J'aimerais savoir aussi quel est l'individu qui a eu l'idée absurde — pour ne pas dire débile — de coller à ce stylet une prise mâle et non femelle pour la recharge ? Il est évident que l'on ne va pas laisser le stylet accroché deux heures sur l'iPad avec les risques d'arrachement que cela comporte et l'encombrement ingérable que ce couple esthétiquement contre-nature génère. Tout ça pour au final fournir un adaptateur riquiqui, encore un accessoire de plus à gérer/perdre. Enfin, ne pas savoir où en est la charge du stylet (une petite led sur le v2 ?) est bien dommage.

crédit : Macworld US

En première conclusion, il ne me reste plus qu’à apprendre à dessiner puisque j’ai désormais trouvé l’outil pour cela ! Il manque encore, inévitablement, le contact du papier (les écrans haptiques iront-ils dans ce sens ? Ce serait top).

Adieu Wacom ?

Qu’en est-il de la « fonction » palette graphique ? La réponse tient dans un mot : Astropad (9,99 €). Avec cette app, l’iPad Pro remplace sans problème une Wacom. Cela demande juste de s’habituer au fait que le curseur de l’écran du Mac ne s’affiche pas lorsqu’on déplace le stylet au-dessus de l’iPad, contrairement à ce que fait une palette.

Astropad

Il faut donc régulièrement jeter un oeil sur la tablette pour voir où se situe la pointe du stylet (le temps de créer d'autres repères spatiaux ?) ; ensuite retour des yeux sur l’écran du Mac (ou pas, si l’on supporte la pixelisation qu’Astropad génère sur l’écran de l'iPad Pro, par exemple lors du déplacement d’un texte dans InDesign). Mais rien de rédhibitoire. Avec un peu de chance une prochaine mise à jour d’Astropad fera apparaître le curseur et diminuer encore cette pixelisation disgracieuse.

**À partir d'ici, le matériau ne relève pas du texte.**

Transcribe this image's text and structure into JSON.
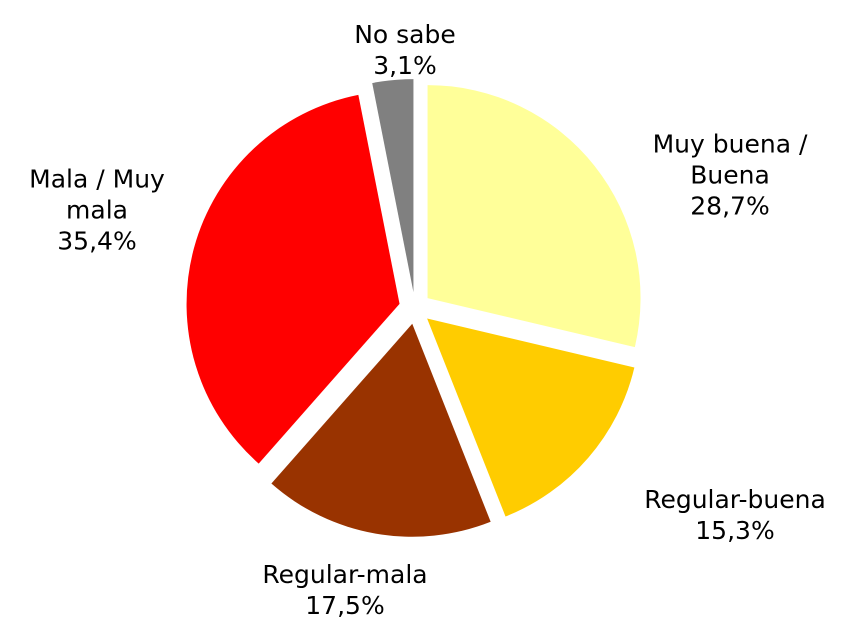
{
  "chart_data": {
    "type": "pie",
    "categories": [
      "Muy buena / Buena",
      "Regular-buena",
      "Regular-mala",
      "Mala / Muy mala",
      "No sabe"
    ],
    "values": [
      28.7,
      15.3,
      17.5,
      35.4,
      3.1
    ],
    "value_labels": [
      "28,7%",
      "15,3%",
      "17,5%",
      "35,4%",
      "3,1%"
    ],
    "colors": [
      "#FFFF99",
      "#FFCC00",
      "#993300",
      "#FF0000",
      "#808080"
    ]
  }
}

Une seule frustration, le ratio de l’iPad Pro qui ne permet pas d’afficher tout l’écran du MacBook Pro sans laisser deux bandes noires en haut et en bas de l'écran.

C’est bluffant de se dire qu’une fois finies les manip' dans Adobe, je vais fermer Astrolab et disposer d’une tablette. Une fois encore, l’iPad grâce à iOS forme la fonction — l'app occupant l'écran tout entier — et rien d’autre.

Voici donc ma nouvelle configuration « en mobilité » : Astropad sur l’iPad Pro connecté en Wi-Fi (sans aucun lag) et Duet Display (qui bugue sévère avec l’iPad Pro) sur l’iPad mini qui me sert de second écran et se voit fixé avec le Mountie de Ten 1 Design (25 $). Pour le rangement de ce grand iPad, j'ai opté pour une housse Inateck (23 €, comme pour mon MacBook Pro 15" et mon iPad mini) qui permet d'incliner l'iPad Pro pour de petites sessions de saisie et de plus longues pour le visionnage... et de ranger le stylet !

Je ne cache pas qu’il va me falloir un certain temps pour m’habituer à cette configuration, mais ce fut déjà le cas lors du passage de la souris à la palette graphique. Et que l’absence de curseur dans Astropad est rédhibitoire pour les autres tâches (surf, bureautique, Finder…). J’ai bien essayé Remote Mouse HD mais les lags ont eu raison de ma motivation.

Pour finir, quelques mots sur le son. Apple fait là quelque chose d'incroyable au vu de l'objet. Je suis un « Bose maniaque » et j'avoue que j'ai écouté le son sur l'iPad sans faire la moue. Mieux, l'écran bien en face, la stéréo est là avec les basses en bas et les aigus en haut. Sur un film, c'est bluffant… Et plutôt puissant. Ce n'est certes pas décisif, mais c'est un argument de plus pour celui qui veut faire un peu de vidéos/podcasts voire du monitoring audio sans casque ou enceinte. Et puis entendre sa musique sortir de sa feuille de papier (l'iPad Pro est vraiment fin !) est assez amusant.